By looking at a fault relatively close to its surface — meters or tens of meters deep — paleogeologists can see if very large earthquakes ever ruptured through to the surface, Lapusta said. Scientists can also drill to greater depths to collect rock samples, as they did to study the Chelungpu fault.

Kenneth Hudnut, a geophysicist at the U.S. Geological Survey in Pasadena, Calif., who was not involved in the research, said that the current study sounded "a warning message."

"We're realizing we need to worry more about these things we've been calling barriers," he said, adding that the Tohoku quake wasn't the only recent disaster making researchers reconsider fault segments once thought to be "toothless" — temblors in the Indian Ocean, Chile, Haiti and China had also given pause.

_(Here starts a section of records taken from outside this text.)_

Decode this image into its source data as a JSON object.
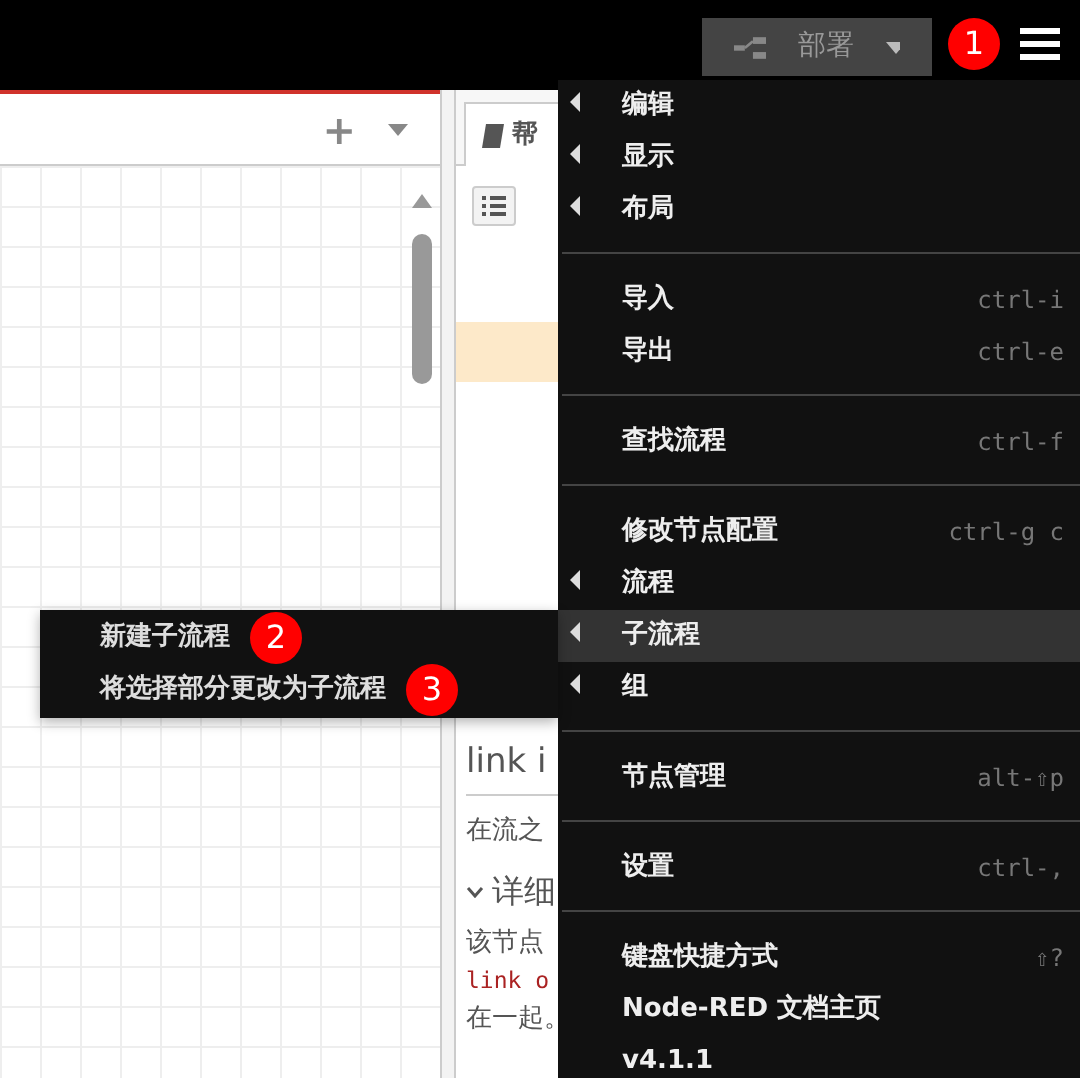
{
  "header": {
    "deploy": {
      "label": "部署"
    },
    "badge": "1"
  },
  "canvas": {
    "tab_actions": [
      "+"
    ]
  },
  "sidebar": {
    "tab": {
      "label": "帮",
      "selected": true
    },
    "help": {
      "title": "link i",
      "intro": "在流之",
      "section": "详细",
      "section_expanded": true,
      "lines": [
        {
          "kind": "text",
          "text": "该节点"
        },
        {
          "kind": "code",
          "text": "link o"
        },
        {
          "kind": "text",
          "text": "在一起。"
        }
      ]
    }
  },
  "main_menu": [
    {
      "kind": "item",
      "label": "编辑",
      "submenu": true,
      "selected": false
    },
    {
      "kind": "item",
      "label": "显示",
      "submenu": true,
      "selected": false
    },
    {
      "kind": "item",
      "label": "布局",
      "submenu": true,
      "selected": false
    },
    {
      "kind": "divider"
    },
    {
      "kind": "item",
      "label": "导入",
      "shortcut": "ctrl-i",
      "submenu": false,
      "selected": false
    },
    {
      "kind": "item",
      "label": "导出",
      "shortcut": "ctrl-e",
      "submenu": false,
      "selected": false
    },
    {
      "kind": "divider"
    },
    {
      "kind": "item",
      "label": "查找流程",
      "shortcut": "ctrl-f",
      "submenu": false,
      "selected": false
    },
    {
      "kind": "divider"
    },
    {
      "kind": "item",
      "label": "修改节点配置",
      "shortcut": "ctrl-g c",
      "submenu": false,
      "selected": false
    },
    {
      "kind": "item",
      "label": "流程",
      "submenu": true,
      "selected": false
    },
    {
      "kind": "item",
      "label": "子流程",
      "submenu": true,
      "selected": true
    },
    {
      "kind": "item",
      "label": "组",
      "submenu": true,
      "selected": false
    },
    {
      "kind": "divider"
    },
    {
      "kind": "item",
      "label": "节点管理",
      "shortcut": "alt-⇧p",
      "submenu": false,
      "selected": false
    },
    {
      "kind": "divider"
    },
    {
      "kind": "item",
      "label": "设置",
      "shortcut": "ctrl-,",
      "submenu": false,
      "selected": false
    },
    {
      "kind": "divider"
    },
    {
      "kind": "item",
      "label": "键盘快捷方式",
      "shortcut": "⇧?",
      "submenu": false,
      "selected": false
    },
    {
      "kind": "item",
      "label": "Node-RED 文档主页",
      "submenu": false,
      "selected": false
    },
    {
      "kind": "item",
      "label": "v4.1.1",
      "submenu": false,
      "selected": false
    }
  ],
  "submenu": [
    {
      "label": "新建子流程",
      "badge": "2"
    },
    {
      "label": "将选择部分更改为子流程",
      "badge": "3"
    }
  ]
}
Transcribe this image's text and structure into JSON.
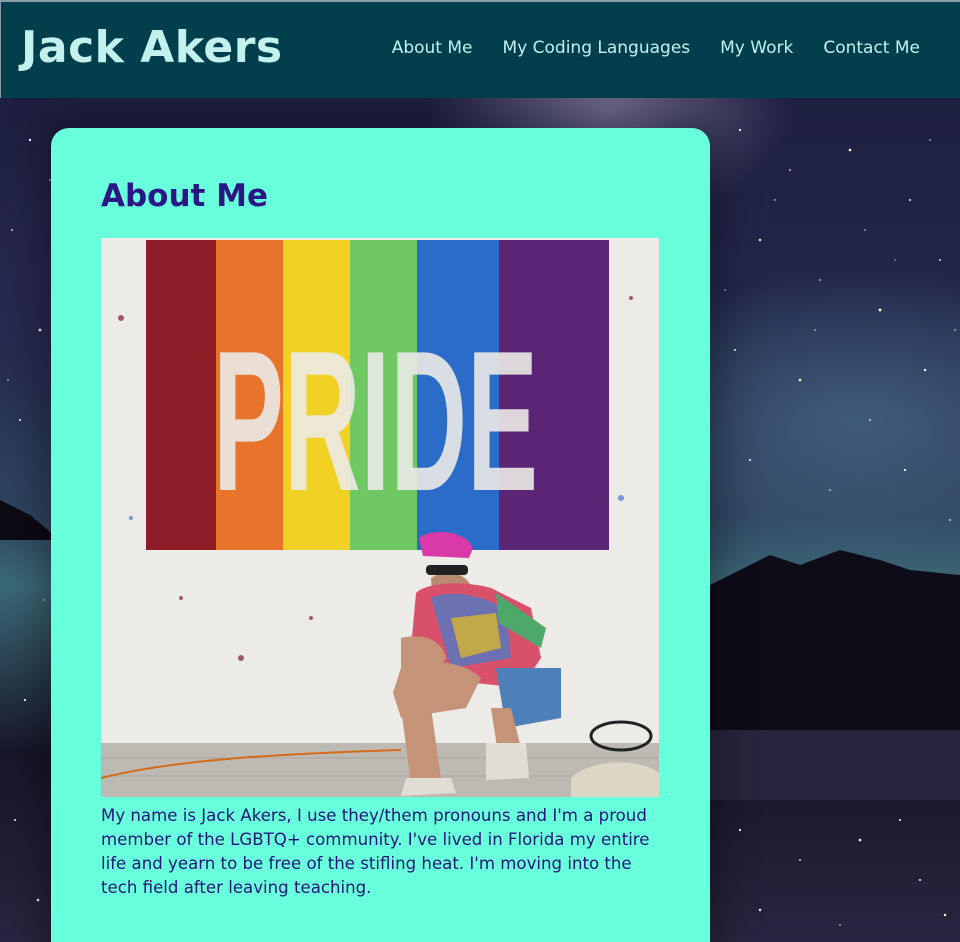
{
  "site": {
    "title": "Jack Akers"
  },
  "nav": {
    "items": [
      {
        "label": "About Me"
      },
      {
        "label": "My Coding Languages"
      },
      {
        "label": "My Work"
      },
      {
        "label": "Contact Me"
      }
    ]
  },
  "about": {
    "heading": "About Me",
    "photo_sign_text": "PRIDE",
    "bio": "My name is Jack Akers, I use they/them pronouns and I'm a proud member of the LGBTQ+ community. I've lived in Florida my entire life and yearn to be free of the stifling heat. I'm moving into the tech field after leaving teaching."
  },
  "colors": {
    "header_bg": "#013f4d",
    "header_text": "#c3f2ee",
    "card_bg": "#68ffdc",
    "heading": "#2a1785",
    "body_text": "#241577"
  }
}
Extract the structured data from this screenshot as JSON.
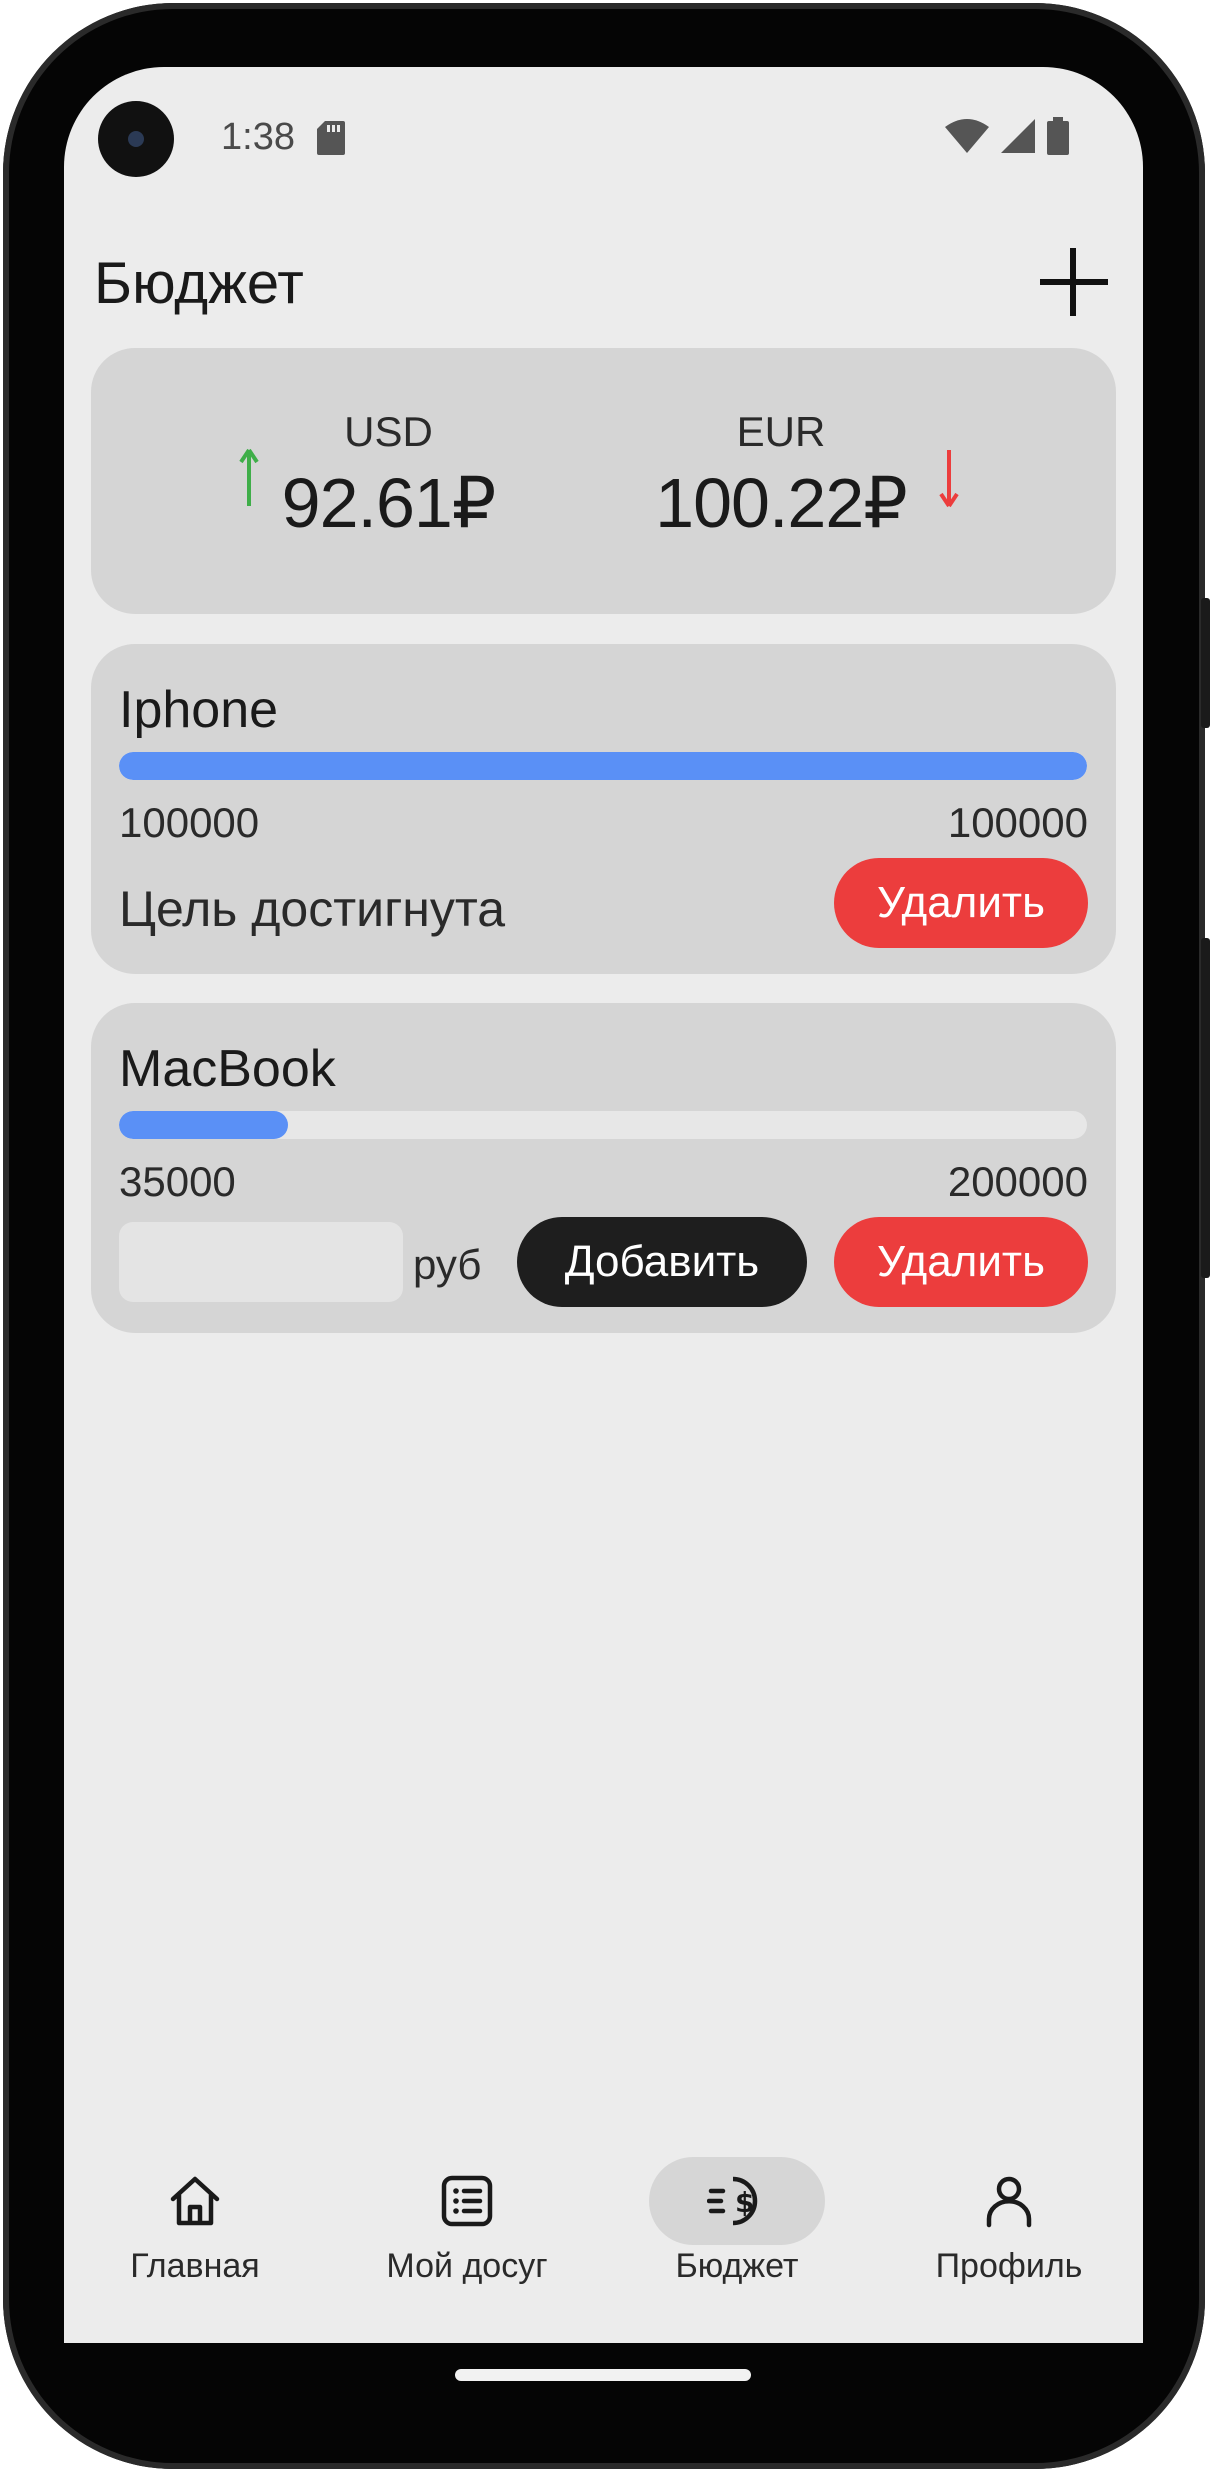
{
  "status_bar": {
    "time": "1:38"
  },
  "header": {
    "title": "Бюджет"
  },
  "rates": [
    {
      "code": "USD",
      "value": "92.61₽",
      "trend": "up",
      "trend_color": "#3fae49"
    },
    {
      "code": "EUR",
      "value": "100.22₽",
      "trend": "down",
      "trend_color": "#ec3d3d"
    }
  ],
  "goals": [
    {
      "name": "Iphone",
      "current": "100000",
      "target": "100000",
      "progress": 1.0,
      "status": "Цель достигнута",
      "delete_label": "Удалить"
    },
    {
      "name": "MacBook",
      "current": "35000",
      "target": "200000",
      "progress": 0.175,
      "amount_value": "",
      "currency": "руб",
      "add_label": "Добавить",
      "delete_label": "Удалить"
    }
  ],
  "nav": [
    {
      "label": "Главная",
      "icon": "home-icon",
      "active": false
    },
    {
      "label": "Мой досуг",
      "icon": "list-icon",
      "active": false
    },
    {
      "label": "Бюджет",
      "icon": "budget-icon",
      "active": true
    },
    {
      "label": "Профиль",
      "icon": "person-icon",
      "active": false
    }
  ],
  "colors": {
    "accent_blue": "#5a90f6",
    "delete_red": "#ec3d3d",
    "up_green": "#3fae49"
  }
}
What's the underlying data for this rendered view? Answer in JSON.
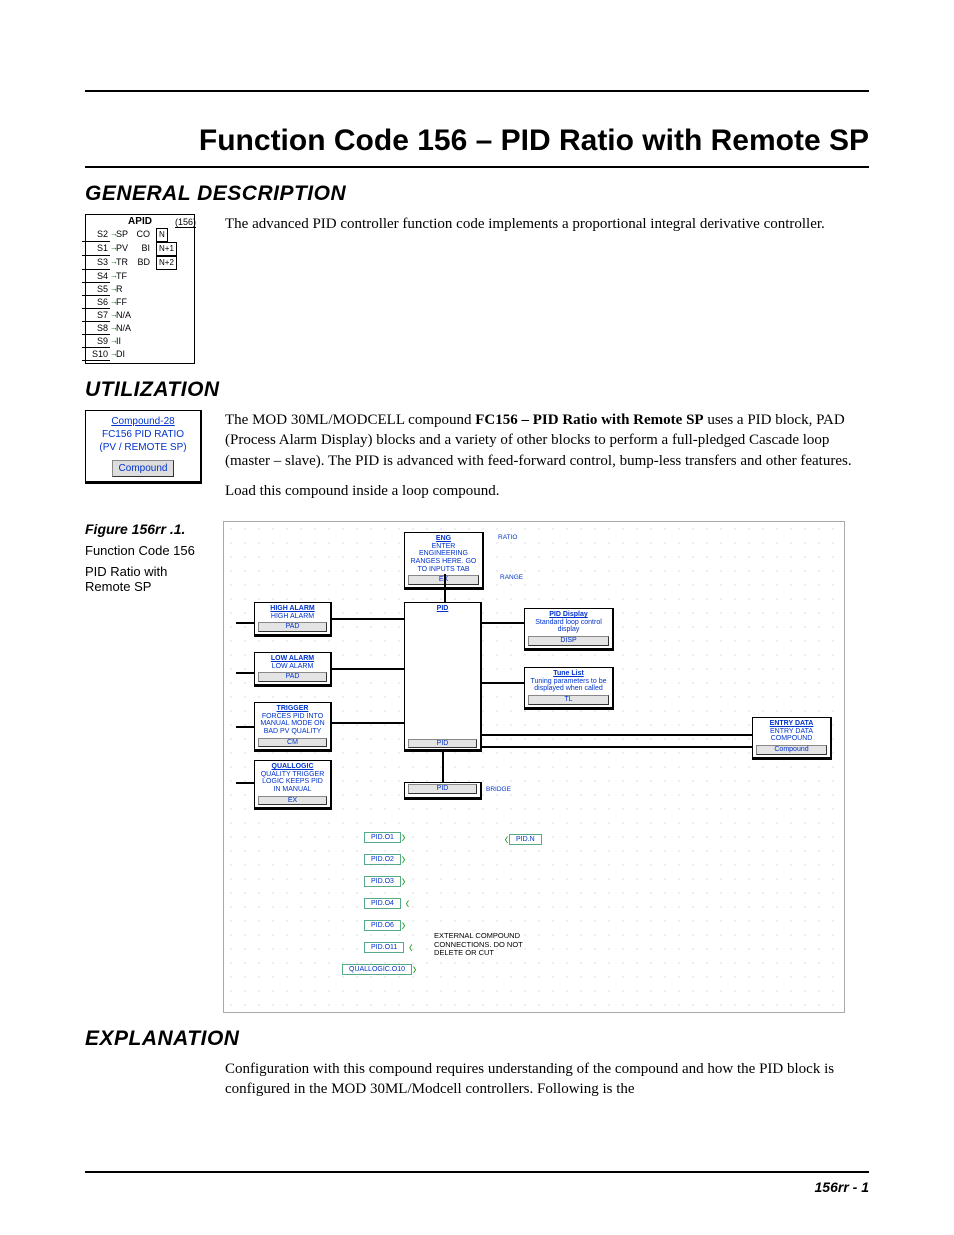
{
  "page_title": "Function Code 156 – PID Ratio with Remote SP",
  "footer": "156rr - 1",
  "sections": {
    "general": {
      "heading": "GENERAL DESCRIPTION",
      "body": "The advanced PID controller function code implements a proportional integral derivative controller."
    },
    "utilization": {
      "heading": "UTILIZATION",
      "p1_a": "The MOD 30ML/MODCELL compound ",
      "p1_bold": "FC156 – PID Ratio with Remote SP",
      "p1_b": " uses a PID block, PAD (Process Alarm Display) blocks and a variety of other blocks to perform a full-pledged Cascade loop (master – slave). The PID is advanced with feed-forward control, bump-less transfers and other features.",
      "p2": "Load this compound inside a loop compound."
    },
    "explanation": {
      "heading": "EXPLANATION",
      "body": "Configuration with this compound requires understanding of the compound and how the PID block is configured in the MOD 30ML/Modcell controllers. Following is the"
    }
  },
  "apid": {
    "title": "APID",
    "code": "(156)",
    "rows": [
      {
        "sig": "S2",
        "lab": "SP",
        "out": "CO",
        "outbox": "N"
      },
      {
        "sig": "S1",
        "lab": "PV",
        "out": "BI",
        "outbox": "N+1"
      },
      {
        "sig": "S3",
        "lab": "TR",
        "out": "BD",
        "outbox": "N+2"
      },
      {
        "sig": "S4",
        "lab": "TF",
        "out": "",
        "outbox": ""
      },
      {
        "sig": "S5",
        "lab": "R",
        "out": "",
        "outbox": ""
      },
      {
        "sig": "S6",
        "lab": "FF",
        "out": "",
        "outbox": ""
      },
      {
        "sig": "S7",
        "lab": "N/A",
        "out": "",
        "outbox": ""
      },
      {
        "sig": "S8",
        "lab": "N/A",
        "out": "",
        "outbox": ""
      },
      {
        "sig": "S9",
        "lab": "II",
        "out": "",
        "outbox": ""
      },
      {
        "sig": "S10",
        "lab": "DI",
        "out": "",
        "outbox": ""
      }
    ]
  },
  "compound_box": {
    "line1": "Compound-28",
    "line2": "FC156 PID RATIO",
    "line3": "(PV / REMOTE SP)",
    "button": "Compound"
  },
  "figure": {
    "number": "Figure 156rr .1.",
    "line1": "Function Code 156",
    "line2": "PID Ratio with Remote SP"
  },
  "diagram": {
    "eng": {
      "hdr": "ENG",
      "body": "ENTER ENGINEERING RANGES HERE. GO TO INPUTS TAB",
      "btn": "EX"
    },
    "hi": {
      "hdr": "HIGH ALARM",
      "body": "HIGH ALARM",
      "btn": "PAD"
    },
    "lo": {
      "hdr": "LOW ALARM",
      "body": "LOW ALARM",
      "btn": "PAD"
    },
    "trg": {
      "hdr": "TRIGGER",
      "body": "FORCES PID INTO MANUAL MODE ON BAD PV QUALITY",
      "btn": "CM"
    },
    "qual": {
      "hdr": "QUALLOGIC",
      "body": "QUALITY TRIGGER LOGIC KEEPS PID IN MANUAL",
      "btn": "EX"
    },
    "pid_main": {
      "hdr": "PID",
      "btn": "PID"
    },
    "disp": {
      "hdr": "PID Display",
      "body": "Standard loop control display",
      "btn": "DISP"
    },
    "tune": {
      "hdr": "Tune List",
      "body": "Tuning parameters to be displayed when called",
      "btn": "TL"
    },
    "entry": {
      "hdr": "ENTRY DATA",
      "body": "ENTRY DATA COMPOUND",
      "btn": "Compound"
    },
    "pid_bridge_btn": "PID",
    "tags": [
      "PID.O1",
      "PID.O2",
      "PID.O3",
      "PID.O4",
      "PID.O6",
      "PID.O11",
      "QUALLOGIC.O10"
    ],
    "pid_n": "PID.N",
    "ext_note_l1": "EXTERNAL COMPOUND",
    "ext_note_l2": "CONNECTIONS. DO NOT",
    "ext_note_l3": "DELETE OR CUT",
    "lab_bridge": "BRIDGE",
    "lab_range": "RANGE",
    "lab_ratio": "RATIO"
  }
}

"The more big earthquakes we've seen around the world, the more we've realized that there are some deficiencies in our models," he said. "Everyone's taking a second look at what we thought was worst-case."

Hudnut stressed that an extreme quake powerful enough to blast through the supposedly stable mid-section of the San Andreas was unlikely.

But if one did strike, he said, it might put unexpected strain on California's emergency response systems. Planners had always assumed that responders from one part of the state would be available to supply aid in the other.